An zweiter Stelle steht bereits die Einfachheit (50 Prozent), da Tarifzonen, Verbundgrenzen und andere Besonderheiten mit dem Deutschlandticket weitgehend nicht mehr relevant sind.

Annähernd 40 Prozent der Befragten, die schon ein Deutschlandticket in der Tasche haben oder den Kauf in nächster Zeit planen, erwarten, dass sie ihr Auto häufiger stehen lassen. Ein Viertel wird seine Autonutzung nicht ändern, jedoch häufiger mit dem ÖPNV unterwegs sein. Weitere 29 Prozent sehen zunächst keine Veränderung in ihrem persönlichen Mobilitätsverhalten. Dafür werden neben dem Preis am ehesten deutliche Angebotsverbesserungen im öffentlichen Verkehr erforderlich sein.
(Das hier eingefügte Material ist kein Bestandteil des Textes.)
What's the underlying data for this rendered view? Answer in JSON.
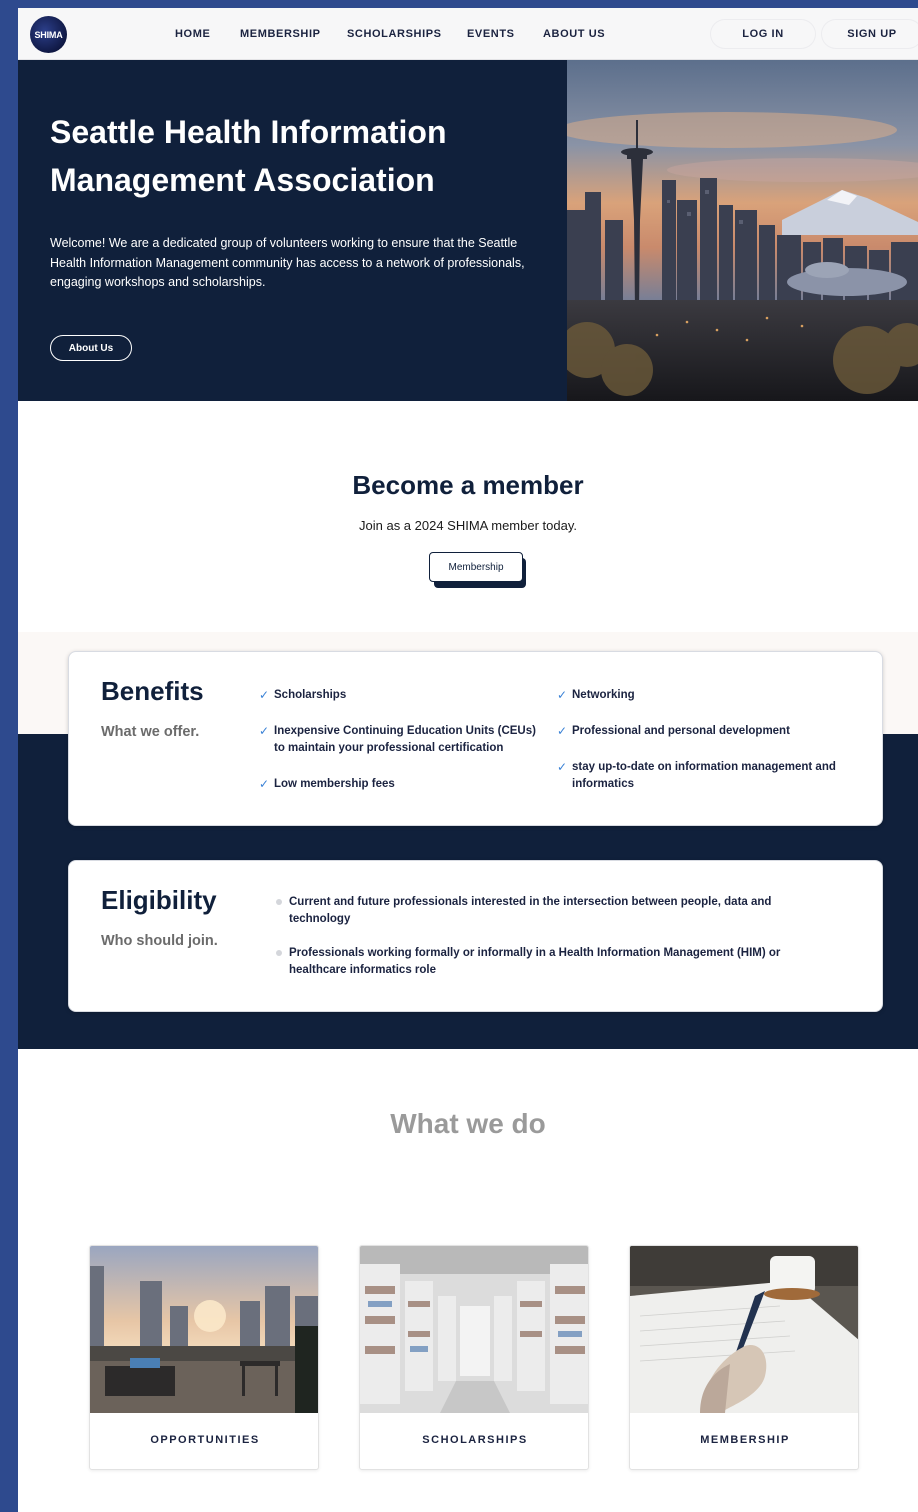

Geringe Bekanntheit in dünn besiedelten Gebieten

Fast zwei Drittel (62 Prozent) derer, die nicht planen, das Deutschlandticket zu kaufen, gaben als Hauptgrund an, den ÖPNV generell nicht zu nutzen. Darauf scheint das neue Ticket bisher keinen entscheidenden Einfluss zu haben. In dünn besiedelten Gebieten, wie Schleswig-Holstein oder Mecklenburg-Vorpommern, hat das Deutschlandticket dementsprechend die geringsten Bekanntheitswerte. Über die Hälfte der Bevölkerung kennt es dort nicht - drei Viertel planen keine Anschaffung. Dies war mit dem 9-Euro-Ticket noch anders, vor allem aufgrund des erheblich geringeren Preises, bei dem sich die Anschaffung oft schon mit einer Fahrt gerechnet hatte.

Umgekehrt ist in den Metropolen das Deutschlandticket eine finanzielle Frage: Es wird dann gekauft, wenn es sich im Vergleich zum bisherigen Angebot lohnt. Insbesondere bei Jugendlichen in der Ausbildung ist das oft nicht der Fall, sie bleiben bei ihrem alten Tarif.
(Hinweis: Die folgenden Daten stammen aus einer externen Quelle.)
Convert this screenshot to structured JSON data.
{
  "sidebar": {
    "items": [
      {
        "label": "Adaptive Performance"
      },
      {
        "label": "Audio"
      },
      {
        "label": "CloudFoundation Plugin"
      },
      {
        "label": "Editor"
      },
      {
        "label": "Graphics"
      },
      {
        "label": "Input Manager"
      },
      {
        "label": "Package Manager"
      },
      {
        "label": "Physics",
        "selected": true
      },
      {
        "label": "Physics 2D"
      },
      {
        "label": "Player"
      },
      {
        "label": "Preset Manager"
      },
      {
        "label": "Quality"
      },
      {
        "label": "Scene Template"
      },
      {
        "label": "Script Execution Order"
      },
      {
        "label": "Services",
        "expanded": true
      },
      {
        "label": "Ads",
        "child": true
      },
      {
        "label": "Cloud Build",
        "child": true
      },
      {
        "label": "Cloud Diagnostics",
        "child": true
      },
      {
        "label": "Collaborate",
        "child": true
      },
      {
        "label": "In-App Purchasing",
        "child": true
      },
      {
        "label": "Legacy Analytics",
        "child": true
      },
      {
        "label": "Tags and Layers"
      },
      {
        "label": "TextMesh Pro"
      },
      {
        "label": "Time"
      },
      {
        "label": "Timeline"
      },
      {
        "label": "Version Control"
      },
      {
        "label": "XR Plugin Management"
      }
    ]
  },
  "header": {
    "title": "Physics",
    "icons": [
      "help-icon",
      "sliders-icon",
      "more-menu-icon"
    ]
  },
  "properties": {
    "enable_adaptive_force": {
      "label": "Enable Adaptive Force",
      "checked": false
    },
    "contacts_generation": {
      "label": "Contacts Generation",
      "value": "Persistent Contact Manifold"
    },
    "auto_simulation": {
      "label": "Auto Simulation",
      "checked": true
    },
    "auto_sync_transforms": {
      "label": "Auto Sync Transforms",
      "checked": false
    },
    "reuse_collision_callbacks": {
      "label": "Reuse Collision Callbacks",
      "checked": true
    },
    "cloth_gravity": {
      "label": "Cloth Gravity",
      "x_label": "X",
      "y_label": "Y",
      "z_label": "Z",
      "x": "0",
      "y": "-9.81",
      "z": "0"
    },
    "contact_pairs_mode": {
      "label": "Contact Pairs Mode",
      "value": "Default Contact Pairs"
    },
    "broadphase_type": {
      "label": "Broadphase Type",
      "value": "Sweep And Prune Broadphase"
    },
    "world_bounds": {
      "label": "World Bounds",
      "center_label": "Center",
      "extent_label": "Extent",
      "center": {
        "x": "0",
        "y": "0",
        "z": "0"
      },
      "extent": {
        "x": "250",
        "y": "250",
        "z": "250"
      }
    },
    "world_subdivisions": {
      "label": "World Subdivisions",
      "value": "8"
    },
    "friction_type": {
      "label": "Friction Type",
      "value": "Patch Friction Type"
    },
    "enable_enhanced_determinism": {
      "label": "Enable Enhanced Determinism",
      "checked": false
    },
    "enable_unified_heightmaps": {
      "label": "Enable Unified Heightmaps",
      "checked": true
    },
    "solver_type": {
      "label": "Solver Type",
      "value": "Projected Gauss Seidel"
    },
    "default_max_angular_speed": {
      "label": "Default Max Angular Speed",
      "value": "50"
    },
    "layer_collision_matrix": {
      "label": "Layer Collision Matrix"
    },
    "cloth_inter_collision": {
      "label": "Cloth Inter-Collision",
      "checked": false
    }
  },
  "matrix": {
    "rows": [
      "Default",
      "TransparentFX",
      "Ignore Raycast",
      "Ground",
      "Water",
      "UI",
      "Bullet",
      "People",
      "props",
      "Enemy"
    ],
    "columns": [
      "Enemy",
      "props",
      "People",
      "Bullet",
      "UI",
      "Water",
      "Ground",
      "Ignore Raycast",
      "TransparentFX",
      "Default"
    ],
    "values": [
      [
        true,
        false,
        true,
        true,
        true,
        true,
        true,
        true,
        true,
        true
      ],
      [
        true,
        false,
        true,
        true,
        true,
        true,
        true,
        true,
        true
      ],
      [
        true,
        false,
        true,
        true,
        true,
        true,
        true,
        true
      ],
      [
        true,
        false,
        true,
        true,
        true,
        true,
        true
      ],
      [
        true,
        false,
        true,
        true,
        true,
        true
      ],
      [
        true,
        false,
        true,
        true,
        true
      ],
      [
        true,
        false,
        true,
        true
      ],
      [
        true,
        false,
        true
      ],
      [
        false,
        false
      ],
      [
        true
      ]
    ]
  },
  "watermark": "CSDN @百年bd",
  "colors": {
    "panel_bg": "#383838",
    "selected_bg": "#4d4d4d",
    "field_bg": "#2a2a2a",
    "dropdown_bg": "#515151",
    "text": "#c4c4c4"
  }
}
Bekannt und positiv bewertet

Als Zwischenfazit vor weiteren Erhebungen und der ausstehenden kommenden Nachfrageentwicklung kann festgehalten werden, dass das Deutschlandticket in weiten Teilen der Bevölkerung bekannt ist und positiv bewertet wird. Die zusammen 40 Prozent, die bereits ein Deutschlandticket haben oder den Kauf planen, zählen fast durchweg zu der Gruppe der bisher zumindest gelegentlichen ÖPNV-Nutzer. Sie freuen sich über Einfachheit, den Preisnachlass und weitere Aktivitäts-möglichkeiten. Gleichzeitig entsprechen die Größe der bisherigen Käufergruppe in etwa dem von infas in einer zurückliegenden Studie zum 9-Euro-Ticket errechneten Anteil derer, für die der Betrag von 50 Euro die Preisobergrenze darstellt. Ein niedriger Preis, beispielsweise von rund 30 Euro, hätte hingegen etwa 60 Prozent der Bevölkerung als Obergrenze akzeptiert.
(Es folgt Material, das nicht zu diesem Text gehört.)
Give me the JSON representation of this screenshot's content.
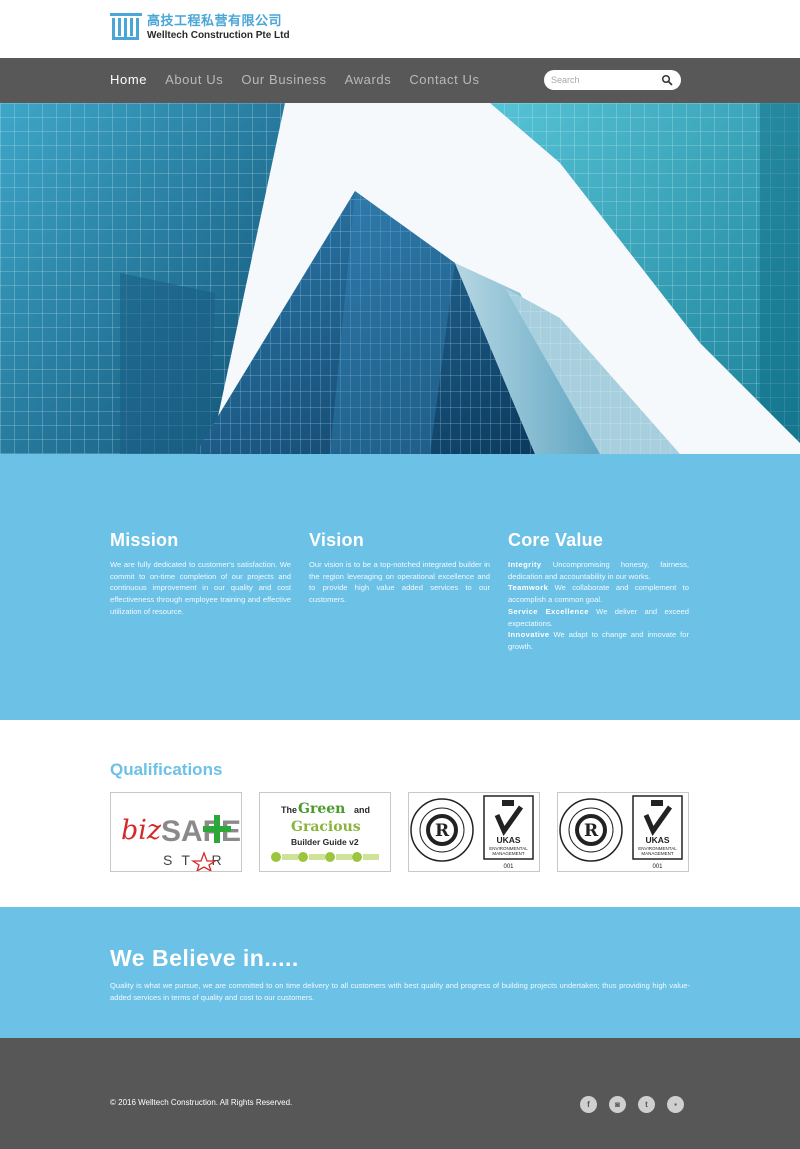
{
  "brand": {
    "name_cn": "高技工程私营有限公司",
    "name_en": "Welltech Construction Pte Ltd",
    "color_primary": "#4aa6d6"
  },
  "nav": {
    "items": [
      {
        "label": "Home",
        "active": true
      },
      {
        "label": "About Us",
        "active": false
      },
      {
        "label": "Our Business",
        "active": false
      },
      {
        "label": "Awards",
        "active": false
      },
      {
        "label": "Contact Us",
        "active": false
      }
    ],
    "search_placeholder": "Search",
    "search_icon": "search-icon"
  },
  "hero": {
    "image": "glass skyscrapers viewed from below"
  },
  "mission": {
    "title": "Mission",
    "text": "We are fully dedicated to customer's satisfaction. We commit to on-time completion of our projects and continuous improvement in our quality and cost effectiveness through employee training and effective utilization of resource."
  },
  "vision": {
    "title": "Vision",
    "text": "Our vision is to be a top-notched integrated builder in the region leveraging on operational excellence and to provide high value added services to our customers."
  },
  "core_value": {
    "title": "Core Value",
    "items": [
      {
        "term": "Integrity",
        "desc": "Uncompromising honesty, fairness, dedication and accountability in our works."
      },
      {
        "term": "Teamwork",
        "desc": "We collaborate and complement to accomplish a common goal."
      },
      {
        "term": "Service Excellence",
        "desc": "We deliver and exceed expectations."
      },
      {
        "term": "Innovative",
        "desc": "We adapt to change and innovate for growth."
      }
    ]
  },
  "qualifications": {
    "title": "Qualifications",
    "certs": [
      {
        "name": "bizSAFE Star",
        "text_biz": "biz",
        "text_safe": "SAFE",
        "text_star": "ST  R"
      },
      {
        "name": "Green and Gracious Builder Guide v2",
        "text_the": "The",
        "text_green": "Green",
        "text_and": "and",
        "text_gracious": "Gracious",
        "text_guide": "Builder Guide v2"
      },
      {
        "name": "UKAS ISO 14001",
        "text_ukas": "UKAS",
        "text_env": "ENVIRONMENTAL",
        "text_mgmt": "MANAGEMENT",
        "text_num": "001"
      },
      {
        "name": "UKAS ISO 14001",
        "text_ukas": "UKAS",
        "text_env": "ENVIRONMENTAL",
        "text_mgmt": "MANAGEMENT",
        "text_num": "001"
      }
    ]
  },
  "believe": {
    "title": "We Believe in.....",
    "text": "Quality is what we pursue, we are committed to on time delivery to all customers with best quality and progress of building projects undertaken; thus providing high value-added services in terms of quality and cost to our customers."
  },
  "footer": {
    "copyright": "© 2016 Welltech Construction. All Rights Reserved.",
    "socials": [
      {
        "name": "facebook-icon",
        "glyph": "f"
      },
      {
        "name": "instagram-icon",
        "glyph": "◙"
      },
      {
        "name": "twitter-icon",
        "glyph": "t"
      },
      {
        "name": "flickr-icon",
        "glyph": "▪"
      }
    ]
  },
  "colors": {
    "band": "#6cc1e6",
    "nav": "#585858",
    "footer": "#575757"
  }
}
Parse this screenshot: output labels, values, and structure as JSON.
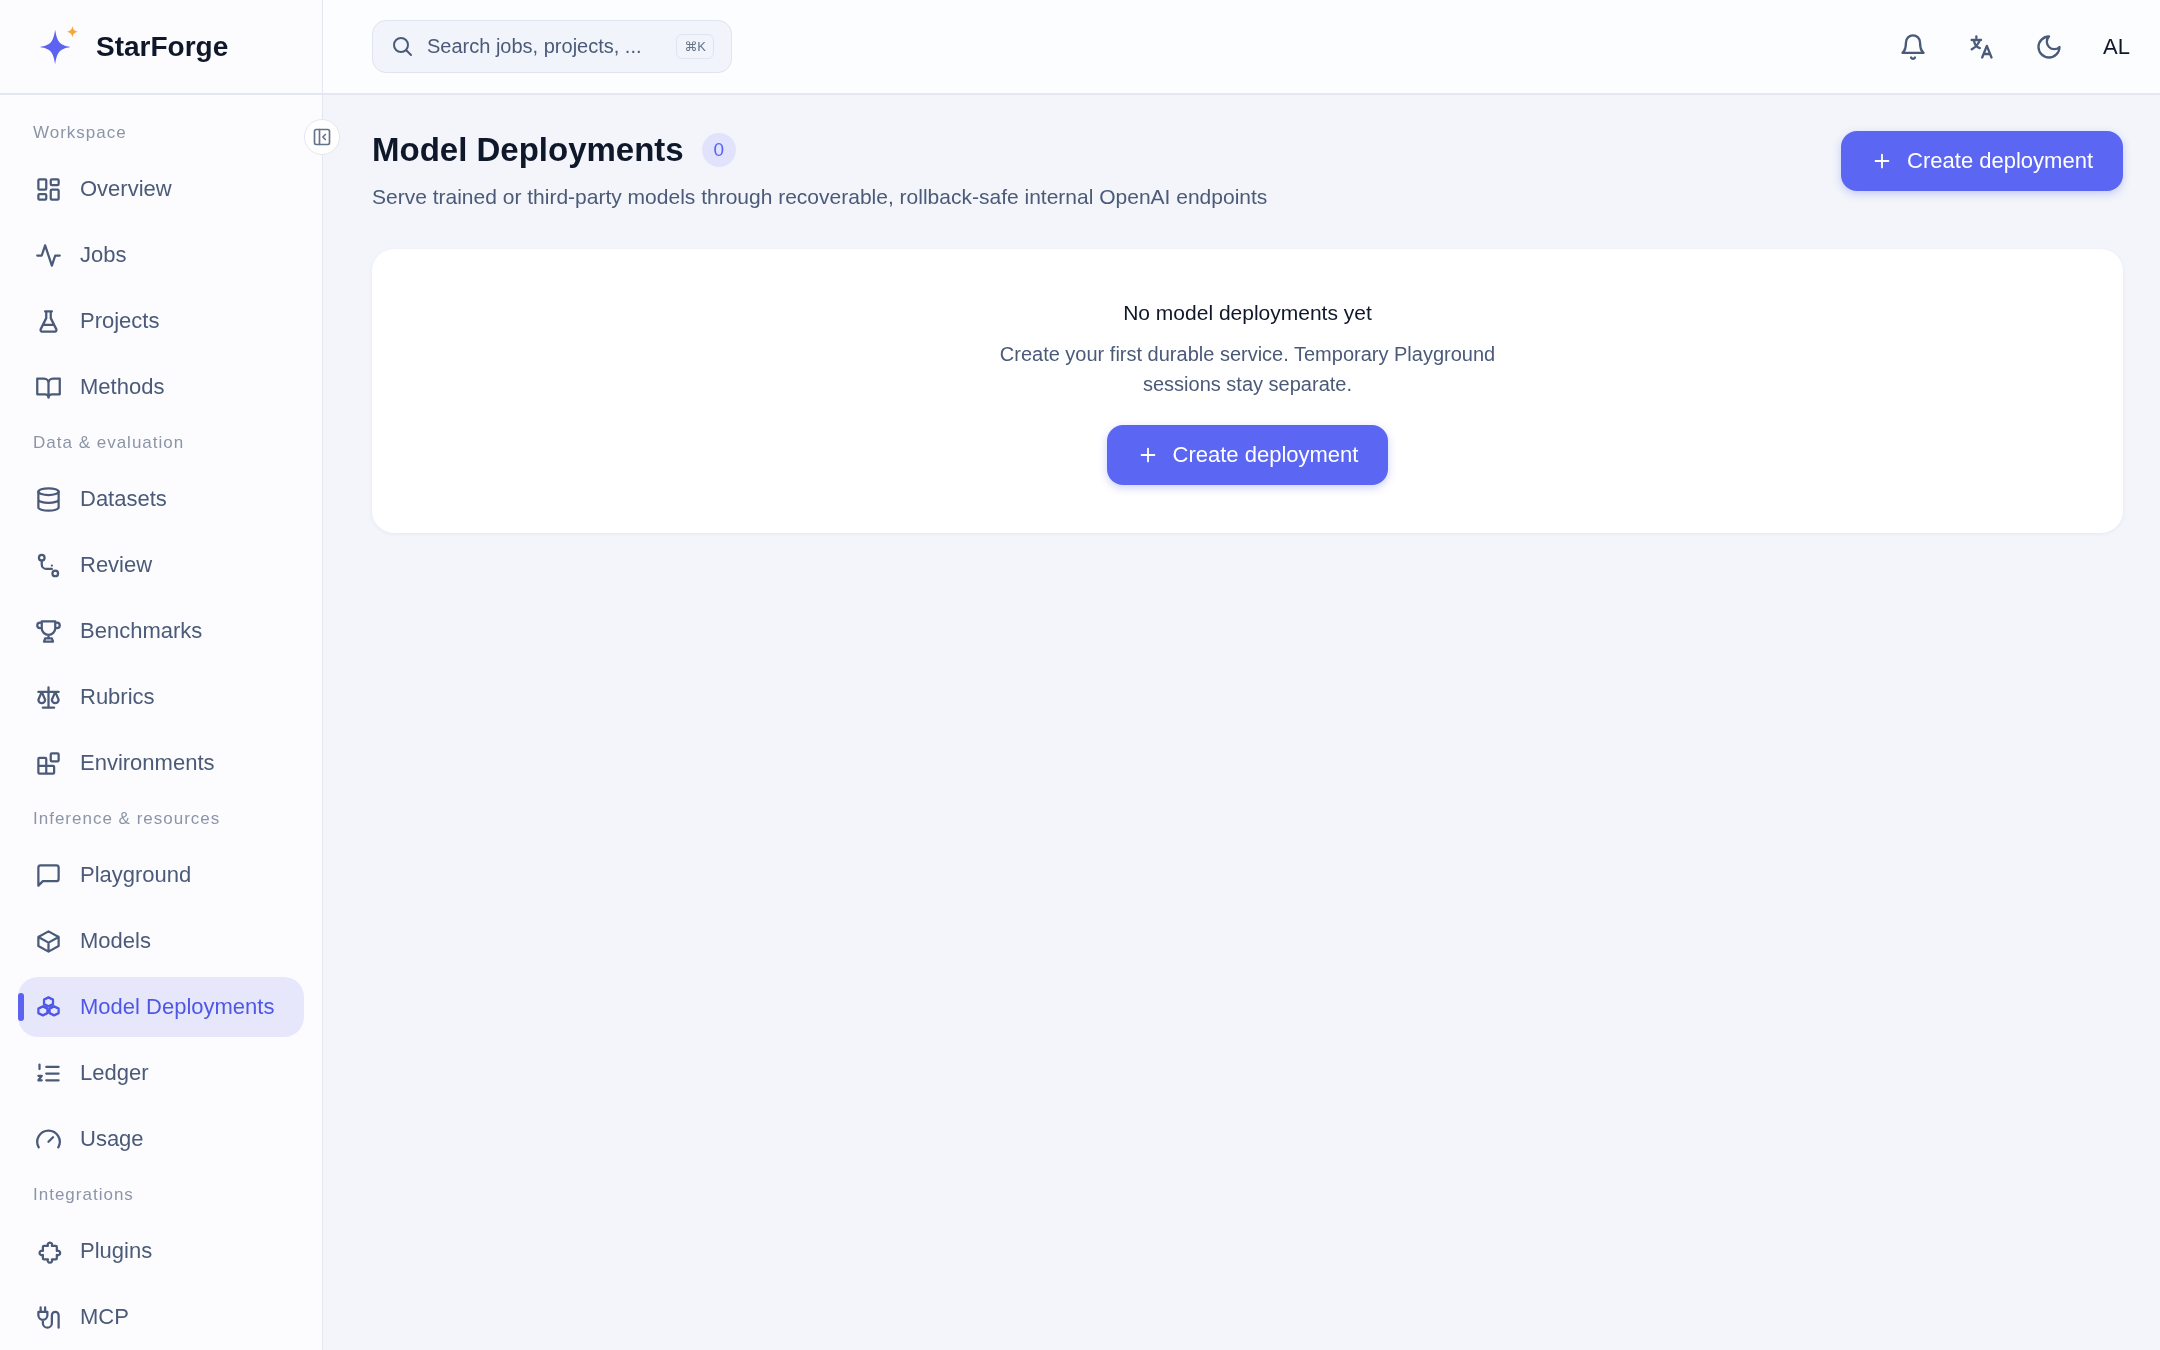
{
  "brand": {
    "name": "StarForge"
  },
  "sidebar": {
    "sections": [
      {
        "title": "Workspace",
        "items": [
          {
            "label": "Overview",
            "kind": "grid",
            "selected": false
          },
          {
            "label": "Jobs",
            "kind": "pulse",
            "selected": false
          },
          {
            "label": "Projects",
            "kind": "flask",
            "selected": false
          },
          {
            "label": "Methods",
            "kind": "book",
            "selected": false
          }
        ]
      },
      {
        "title": "Data & evaluation",
        "items": [
          {
            "label": "Datasets",
            "kind": "database",
            "selected": false
          },
          {
            "label": "Review",
            "kind": "branch",
            "selected": false
          },
          {
            "label": "Benchmarks",
            "kind": "trophy",
            "selected": false
          },
          {
            "label": "Rubrics",
            "kind": "scale",
            "selected": false
          },
          {
            "label": "Environments",
            "kind": "blocks",
            "selected": false
          }
        ]
      },
      {
        "title": "Inference & resources",
        "items": [
          {
            "label": "Playground",
            "kind": "chat",
            "selected": false
          },
          {
            "label": "Models",
            "kind": "box",
            "selected": false
          },
          {
            "label": "Model Deployments",
            "kind": "boxes",
            "selected": true
          },
          {
            "label": "Ledger",
            "kind": "list",
            "selected": false
          },
          {
            "label": "Usage",
            "kind": "gauge",
            "selected": false
          }
        ]
      },
      {
        "title": "Integrations",
        "items": [
          {
            "label": "Plugins",
            "kind": "puzzle",
            "selected": false
          },
          {
            "label": "MCP",
            "kind": "plug",
            "selected": false
          }
        ]
      }
    ]
  },
  "header": {
    "search": {
      "placeholder": "Search jobs, projects, ...",
      "shortcut": "⌘K"
    },
    "avatar": "AL"
  },
  "page": {
    "title": "Model Deployments",
    "count": "0",
    "subtitle": "Serve trained or third-party models through recoverable, rollback-safe internal OpenAI endpoints",
    "action": "Create deployment"
  },
  "empty_state": {
    "heading": "No model deployments yet",
    "text": "Create your first durable service. Temporary Playground sessions stay separate.",
    "action": "Create deployment"
  }
}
Dies schließt auch viele Interessenten ein, die im Alltag genau rechnen müssen und für die ein 50-Euro-Schein im Monat für den ÖPNV oft zu viel ist. Eine verbesserte Teilhabe durch günstige Fahrmöglichkeiten, wie sie das 9-Euro-Ticket zeitweilig sicherte, bietet die 50-Euro-Lösung nicht.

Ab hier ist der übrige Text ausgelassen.